Recuerdo haber leído en una vieja taberna las "Elegías de Duino" de Rilke. El sabor del vermú añejo tapizando mi boca. Viejos parroquianos. Gente del barrio. Y en cuanto comienzo a leer la primera elegía se hace el silencio y sucede lo extraordinario. Una visión o una anunciación o un seísmo que hace crujir todos los instantes que se acumulan en ese reloj de arena que soy. Primera elegía:
"¿Quién me oiría, si gritase yo, desde la esfera de los ángeles?
Y aunque uno de ellos me estrechase de pronto
contra su corazón, su existencia más fuerte
me haría perecer. PUES LO HERMOSO NO ES OTRA COSA QUE EL COMIENZO
DE LO TERRIBLE EN UN GRADO QUE TODAVÍA PODEMOS SOPORTAR
y si lo admiramos tanto es solo porque, indiferente,
rehúsa aniquilarnos. Todo ángel es terrible"
Durante años estos versos me atraviesan como un viento estepario, seco, implacable. No busco ángeles, pero camino por los días intentando rastrear eso en lo que la belleza puede ser el dorso en el que se agazapa aquello que nos asusta. Y así surgen una serie de fotos. El suelo.
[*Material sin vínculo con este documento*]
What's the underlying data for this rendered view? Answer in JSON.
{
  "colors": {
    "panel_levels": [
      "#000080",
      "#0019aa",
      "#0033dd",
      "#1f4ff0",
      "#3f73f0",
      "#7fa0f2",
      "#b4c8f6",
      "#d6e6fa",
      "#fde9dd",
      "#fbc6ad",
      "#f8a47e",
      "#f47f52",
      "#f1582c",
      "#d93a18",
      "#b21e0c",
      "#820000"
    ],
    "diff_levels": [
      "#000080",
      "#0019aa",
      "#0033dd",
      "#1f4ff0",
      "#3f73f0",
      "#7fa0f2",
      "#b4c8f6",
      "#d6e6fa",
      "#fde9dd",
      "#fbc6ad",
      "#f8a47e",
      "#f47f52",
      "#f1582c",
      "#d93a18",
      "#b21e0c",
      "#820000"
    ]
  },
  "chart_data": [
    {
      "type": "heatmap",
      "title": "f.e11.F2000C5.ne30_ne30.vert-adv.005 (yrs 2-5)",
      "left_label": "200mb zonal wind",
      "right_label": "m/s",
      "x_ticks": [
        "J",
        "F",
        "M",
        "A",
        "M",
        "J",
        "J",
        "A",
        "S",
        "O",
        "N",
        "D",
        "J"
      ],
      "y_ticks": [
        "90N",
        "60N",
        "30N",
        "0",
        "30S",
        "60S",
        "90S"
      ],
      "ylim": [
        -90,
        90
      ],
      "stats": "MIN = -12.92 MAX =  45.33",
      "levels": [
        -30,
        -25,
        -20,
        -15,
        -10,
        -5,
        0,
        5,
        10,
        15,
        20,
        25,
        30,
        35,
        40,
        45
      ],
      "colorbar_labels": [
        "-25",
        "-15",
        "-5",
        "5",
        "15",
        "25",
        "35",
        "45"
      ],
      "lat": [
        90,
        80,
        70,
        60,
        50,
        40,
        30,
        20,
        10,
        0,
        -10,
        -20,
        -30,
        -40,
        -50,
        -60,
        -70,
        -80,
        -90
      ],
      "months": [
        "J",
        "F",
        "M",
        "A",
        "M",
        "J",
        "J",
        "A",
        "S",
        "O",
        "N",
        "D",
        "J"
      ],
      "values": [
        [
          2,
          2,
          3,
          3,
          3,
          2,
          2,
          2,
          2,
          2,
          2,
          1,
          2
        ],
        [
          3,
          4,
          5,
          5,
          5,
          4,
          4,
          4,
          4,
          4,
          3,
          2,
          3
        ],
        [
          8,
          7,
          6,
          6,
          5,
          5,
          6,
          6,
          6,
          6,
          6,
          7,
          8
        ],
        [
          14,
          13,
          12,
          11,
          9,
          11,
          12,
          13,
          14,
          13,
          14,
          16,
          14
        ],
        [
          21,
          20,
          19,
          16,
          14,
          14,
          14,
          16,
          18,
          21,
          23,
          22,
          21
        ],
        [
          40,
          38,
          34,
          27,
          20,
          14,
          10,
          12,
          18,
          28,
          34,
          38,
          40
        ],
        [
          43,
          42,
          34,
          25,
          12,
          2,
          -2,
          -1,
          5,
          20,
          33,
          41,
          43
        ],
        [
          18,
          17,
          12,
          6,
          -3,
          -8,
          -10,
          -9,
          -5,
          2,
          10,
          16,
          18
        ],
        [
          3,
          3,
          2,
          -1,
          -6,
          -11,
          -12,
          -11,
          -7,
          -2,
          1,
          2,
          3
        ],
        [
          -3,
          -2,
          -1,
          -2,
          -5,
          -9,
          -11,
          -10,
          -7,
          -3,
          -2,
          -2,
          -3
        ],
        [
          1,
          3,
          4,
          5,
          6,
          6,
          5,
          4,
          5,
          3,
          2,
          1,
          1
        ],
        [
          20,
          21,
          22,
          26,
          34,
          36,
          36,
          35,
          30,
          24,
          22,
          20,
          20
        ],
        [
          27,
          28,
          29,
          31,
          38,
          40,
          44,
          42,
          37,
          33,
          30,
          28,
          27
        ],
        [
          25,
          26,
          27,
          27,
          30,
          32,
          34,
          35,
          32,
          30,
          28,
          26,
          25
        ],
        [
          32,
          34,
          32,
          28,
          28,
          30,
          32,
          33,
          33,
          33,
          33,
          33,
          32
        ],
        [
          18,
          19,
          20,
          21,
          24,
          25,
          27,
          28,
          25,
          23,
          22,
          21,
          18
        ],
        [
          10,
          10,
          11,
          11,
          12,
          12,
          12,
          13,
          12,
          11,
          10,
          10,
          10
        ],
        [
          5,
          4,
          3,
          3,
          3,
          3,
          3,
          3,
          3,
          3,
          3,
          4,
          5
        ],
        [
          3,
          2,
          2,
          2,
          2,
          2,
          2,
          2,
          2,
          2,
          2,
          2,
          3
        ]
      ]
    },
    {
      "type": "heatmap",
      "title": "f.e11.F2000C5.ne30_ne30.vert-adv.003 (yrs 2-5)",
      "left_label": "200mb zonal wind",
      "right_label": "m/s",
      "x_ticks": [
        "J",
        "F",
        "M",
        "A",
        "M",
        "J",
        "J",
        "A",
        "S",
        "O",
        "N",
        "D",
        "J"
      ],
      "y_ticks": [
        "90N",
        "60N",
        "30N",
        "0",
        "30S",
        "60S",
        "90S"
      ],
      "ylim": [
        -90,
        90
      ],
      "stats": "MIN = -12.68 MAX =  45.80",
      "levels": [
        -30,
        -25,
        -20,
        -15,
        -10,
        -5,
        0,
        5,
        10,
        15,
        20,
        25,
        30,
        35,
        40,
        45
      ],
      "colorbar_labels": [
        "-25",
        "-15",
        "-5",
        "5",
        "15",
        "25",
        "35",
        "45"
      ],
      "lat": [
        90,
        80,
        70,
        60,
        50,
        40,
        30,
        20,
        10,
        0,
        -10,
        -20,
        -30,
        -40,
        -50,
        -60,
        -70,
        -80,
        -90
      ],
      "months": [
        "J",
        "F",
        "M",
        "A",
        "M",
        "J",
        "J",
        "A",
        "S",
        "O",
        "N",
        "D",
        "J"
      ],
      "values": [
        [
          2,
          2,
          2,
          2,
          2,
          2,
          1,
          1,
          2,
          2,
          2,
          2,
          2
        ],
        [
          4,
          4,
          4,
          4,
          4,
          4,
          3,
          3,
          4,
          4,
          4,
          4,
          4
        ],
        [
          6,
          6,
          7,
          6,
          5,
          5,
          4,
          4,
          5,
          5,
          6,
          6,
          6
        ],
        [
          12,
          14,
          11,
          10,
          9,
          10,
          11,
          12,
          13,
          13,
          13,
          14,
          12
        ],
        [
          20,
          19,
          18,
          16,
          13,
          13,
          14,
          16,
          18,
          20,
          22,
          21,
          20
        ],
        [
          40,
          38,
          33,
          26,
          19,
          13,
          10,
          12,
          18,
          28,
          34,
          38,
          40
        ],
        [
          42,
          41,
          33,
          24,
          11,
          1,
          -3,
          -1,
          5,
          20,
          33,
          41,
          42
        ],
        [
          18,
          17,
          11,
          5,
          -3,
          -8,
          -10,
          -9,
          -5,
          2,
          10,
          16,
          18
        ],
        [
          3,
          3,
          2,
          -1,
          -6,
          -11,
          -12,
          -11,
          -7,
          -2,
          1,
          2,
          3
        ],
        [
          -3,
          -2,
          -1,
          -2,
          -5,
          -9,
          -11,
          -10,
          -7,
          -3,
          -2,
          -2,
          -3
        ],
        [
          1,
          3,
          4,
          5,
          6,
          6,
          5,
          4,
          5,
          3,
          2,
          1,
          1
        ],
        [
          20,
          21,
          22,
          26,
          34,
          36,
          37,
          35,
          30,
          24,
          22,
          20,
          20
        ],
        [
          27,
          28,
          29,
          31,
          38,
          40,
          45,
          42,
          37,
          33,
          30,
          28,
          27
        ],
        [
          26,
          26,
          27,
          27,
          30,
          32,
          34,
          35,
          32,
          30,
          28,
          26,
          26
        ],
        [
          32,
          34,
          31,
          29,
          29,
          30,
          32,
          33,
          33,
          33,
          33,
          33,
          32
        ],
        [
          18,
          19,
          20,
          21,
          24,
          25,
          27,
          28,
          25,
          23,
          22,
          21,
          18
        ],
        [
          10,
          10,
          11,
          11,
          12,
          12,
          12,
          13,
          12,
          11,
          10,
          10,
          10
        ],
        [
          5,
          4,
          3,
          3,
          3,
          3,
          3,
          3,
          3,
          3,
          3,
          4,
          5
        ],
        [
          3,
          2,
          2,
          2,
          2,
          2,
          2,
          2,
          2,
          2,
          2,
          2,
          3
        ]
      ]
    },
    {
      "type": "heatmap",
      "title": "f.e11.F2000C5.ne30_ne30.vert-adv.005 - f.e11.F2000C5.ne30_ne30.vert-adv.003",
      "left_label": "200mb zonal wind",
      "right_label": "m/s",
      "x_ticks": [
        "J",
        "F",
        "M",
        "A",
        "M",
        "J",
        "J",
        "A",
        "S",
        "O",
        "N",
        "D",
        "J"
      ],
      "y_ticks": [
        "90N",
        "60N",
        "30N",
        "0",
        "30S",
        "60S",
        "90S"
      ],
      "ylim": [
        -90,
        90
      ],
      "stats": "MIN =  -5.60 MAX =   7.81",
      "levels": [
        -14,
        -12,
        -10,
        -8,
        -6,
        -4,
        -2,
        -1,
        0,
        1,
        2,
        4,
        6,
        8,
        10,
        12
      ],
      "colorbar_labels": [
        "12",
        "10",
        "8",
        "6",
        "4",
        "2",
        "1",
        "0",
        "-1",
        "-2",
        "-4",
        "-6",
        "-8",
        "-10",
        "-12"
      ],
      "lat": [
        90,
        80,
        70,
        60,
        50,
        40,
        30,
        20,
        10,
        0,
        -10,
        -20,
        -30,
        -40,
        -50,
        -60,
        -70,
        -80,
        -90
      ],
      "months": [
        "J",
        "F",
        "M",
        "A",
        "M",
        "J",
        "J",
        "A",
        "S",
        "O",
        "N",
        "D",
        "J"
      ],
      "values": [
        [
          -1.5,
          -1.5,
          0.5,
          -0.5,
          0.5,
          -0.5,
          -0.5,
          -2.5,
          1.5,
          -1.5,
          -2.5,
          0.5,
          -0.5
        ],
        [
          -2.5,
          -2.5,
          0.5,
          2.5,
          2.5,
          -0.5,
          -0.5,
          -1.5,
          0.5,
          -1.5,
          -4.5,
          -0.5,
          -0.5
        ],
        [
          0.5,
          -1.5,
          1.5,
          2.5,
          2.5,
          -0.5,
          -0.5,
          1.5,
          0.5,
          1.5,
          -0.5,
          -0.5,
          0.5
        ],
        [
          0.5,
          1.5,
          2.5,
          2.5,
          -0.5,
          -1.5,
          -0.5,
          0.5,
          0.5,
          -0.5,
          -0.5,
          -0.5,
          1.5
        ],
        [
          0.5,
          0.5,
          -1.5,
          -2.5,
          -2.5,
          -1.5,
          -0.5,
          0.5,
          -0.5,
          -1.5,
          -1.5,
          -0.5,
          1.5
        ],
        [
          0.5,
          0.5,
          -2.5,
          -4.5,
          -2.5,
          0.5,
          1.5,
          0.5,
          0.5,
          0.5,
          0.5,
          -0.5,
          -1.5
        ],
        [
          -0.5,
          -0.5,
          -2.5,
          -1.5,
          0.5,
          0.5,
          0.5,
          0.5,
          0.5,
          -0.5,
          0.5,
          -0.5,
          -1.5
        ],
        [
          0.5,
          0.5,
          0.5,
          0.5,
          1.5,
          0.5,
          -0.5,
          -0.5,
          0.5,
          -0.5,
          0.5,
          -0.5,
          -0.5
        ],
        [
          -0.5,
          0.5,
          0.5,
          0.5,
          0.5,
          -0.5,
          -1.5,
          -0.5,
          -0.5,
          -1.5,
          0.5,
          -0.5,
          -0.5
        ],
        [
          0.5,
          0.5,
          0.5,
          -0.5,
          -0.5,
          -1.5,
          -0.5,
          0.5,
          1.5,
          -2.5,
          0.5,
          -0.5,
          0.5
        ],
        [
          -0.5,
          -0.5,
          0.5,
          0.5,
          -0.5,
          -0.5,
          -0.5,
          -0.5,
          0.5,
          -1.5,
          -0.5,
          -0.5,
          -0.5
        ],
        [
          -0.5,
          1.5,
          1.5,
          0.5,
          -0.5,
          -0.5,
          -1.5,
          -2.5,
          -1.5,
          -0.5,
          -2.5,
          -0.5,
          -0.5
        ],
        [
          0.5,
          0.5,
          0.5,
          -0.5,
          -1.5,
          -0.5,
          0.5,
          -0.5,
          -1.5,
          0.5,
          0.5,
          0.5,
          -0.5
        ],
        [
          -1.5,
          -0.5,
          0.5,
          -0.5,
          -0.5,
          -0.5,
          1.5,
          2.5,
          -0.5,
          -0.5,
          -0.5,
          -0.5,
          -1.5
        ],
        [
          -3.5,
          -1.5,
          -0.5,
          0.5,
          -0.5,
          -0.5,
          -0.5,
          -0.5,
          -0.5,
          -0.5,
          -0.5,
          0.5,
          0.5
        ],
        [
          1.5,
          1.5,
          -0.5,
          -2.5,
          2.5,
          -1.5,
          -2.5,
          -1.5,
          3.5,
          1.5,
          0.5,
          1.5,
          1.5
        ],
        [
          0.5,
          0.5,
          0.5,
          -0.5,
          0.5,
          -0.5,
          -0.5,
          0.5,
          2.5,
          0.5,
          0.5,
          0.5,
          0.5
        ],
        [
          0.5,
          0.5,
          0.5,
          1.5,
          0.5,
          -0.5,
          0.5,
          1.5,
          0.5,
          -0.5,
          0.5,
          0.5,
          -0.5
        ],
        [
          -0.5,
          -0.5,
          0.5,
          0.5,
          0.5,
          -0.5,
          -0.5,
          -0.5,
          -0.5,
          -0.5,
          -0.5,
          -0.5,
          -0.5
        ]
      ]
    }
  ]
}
Los suelos y todo ese mundo que palpita en ellos mientras nosotros, vanidosos bípedos, no somos capaces de percatarnos de su existencia, no somos capaces de escuchar las viejas voces, los versos herrumbrosos, los susurros del viento.
La mayoría de estas fotos han sido hechas con el móvil, en este caso un Huawei-Leica.